Hope you are chilled out, sweet one,
Hypothermia, rickets, scurvy. Apparently A&E departments have been seeing a rise in people attending for treatment of cold-related conditions and other illnesses relating to poverty. Well darling, I don’t know what they expect quite frankly. If they WILL go and spend all of their money on tattoos is it any wonder they are malnourished? As for the cold, why don’t they put another jumper on? To me darling it seems like some kind of a twisted publicity stunt to make you look bad, but let me assure you that they are just reaffirming the fact that they are not managing their money properly and should be sanctioned. Perhaps you should close more A&E departments, too, for good measure.

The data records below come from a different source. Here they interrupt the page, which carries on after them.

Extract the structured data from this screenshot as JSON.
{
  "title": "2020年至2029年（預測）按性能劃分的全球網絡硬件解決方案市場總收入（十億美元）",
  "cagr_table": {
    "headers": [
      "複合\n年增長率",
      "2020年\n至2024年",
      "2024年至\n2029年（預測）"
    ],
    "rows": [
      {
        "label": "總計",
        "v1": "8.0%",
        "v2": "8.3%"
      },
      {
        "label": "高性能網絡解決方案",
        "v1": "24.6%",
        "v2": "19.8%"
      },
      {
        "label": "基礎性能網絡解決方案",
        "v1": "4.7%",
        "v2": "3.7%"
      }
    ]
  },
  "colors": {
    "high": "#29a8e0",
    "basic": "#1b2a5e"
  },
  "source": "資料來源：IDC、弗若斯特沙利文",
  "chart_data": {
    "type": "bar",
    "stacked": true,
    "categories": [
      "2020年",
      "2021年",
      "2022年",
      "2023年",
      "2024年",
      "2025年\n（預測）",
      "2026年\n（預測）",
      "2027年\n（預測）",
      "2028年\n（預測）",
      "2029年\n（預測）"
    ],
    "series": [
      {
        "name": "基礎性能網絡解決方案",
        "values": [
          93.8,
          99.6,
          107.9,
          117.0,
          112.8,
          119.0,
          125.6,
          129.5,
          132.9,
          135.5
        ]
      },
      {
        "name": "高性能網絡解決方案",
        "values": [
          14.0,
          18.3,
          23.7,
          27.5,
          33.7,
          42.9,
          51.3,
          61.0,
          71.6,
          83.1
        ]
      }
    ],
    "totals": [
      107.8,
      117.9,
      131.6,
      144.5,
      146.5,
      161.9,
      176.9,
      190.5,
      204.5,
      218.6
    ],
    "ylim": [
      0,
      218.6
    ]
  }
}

In other news though, Millipede has accused you of failing women! How very dare he! I mean, okay, you don’t have that many birds working for you and you’d like to get the figure up to 33% (50% would be WAY too much), but let’s be honest here for a minute. Women aren’t that good at politics with their nurturing ways and bleeding hearts, and it takes a tough girl like our Theresa to make the disabled cull seem like a good idea.
You could always get Katie Hopkins to come and work for you. I saw her on that awful debate with all of those chavs and benefit claimants, and she and Edwina were the only two who made any sense with their personal attacks, talking over people and generally making bloody good Conservative sense. If you had Katie as one of your frontbenchers the deficit would be gone in a matter of minutes, as almost every unemployed person would starve to death. Which, let’s face it, would be fabulous. If you don’t pay taxes you really are a complete waste of space after all, unless you are a corporation or have an offshore account.
Don’t forget I need a job too darling. I’d look great on the front bench and I would clap and sing “Yay! Yay! Woohoo!” at everything that you said and “Put a f**king sock in it you union scum!” to everything that Millipede said. What should I wear?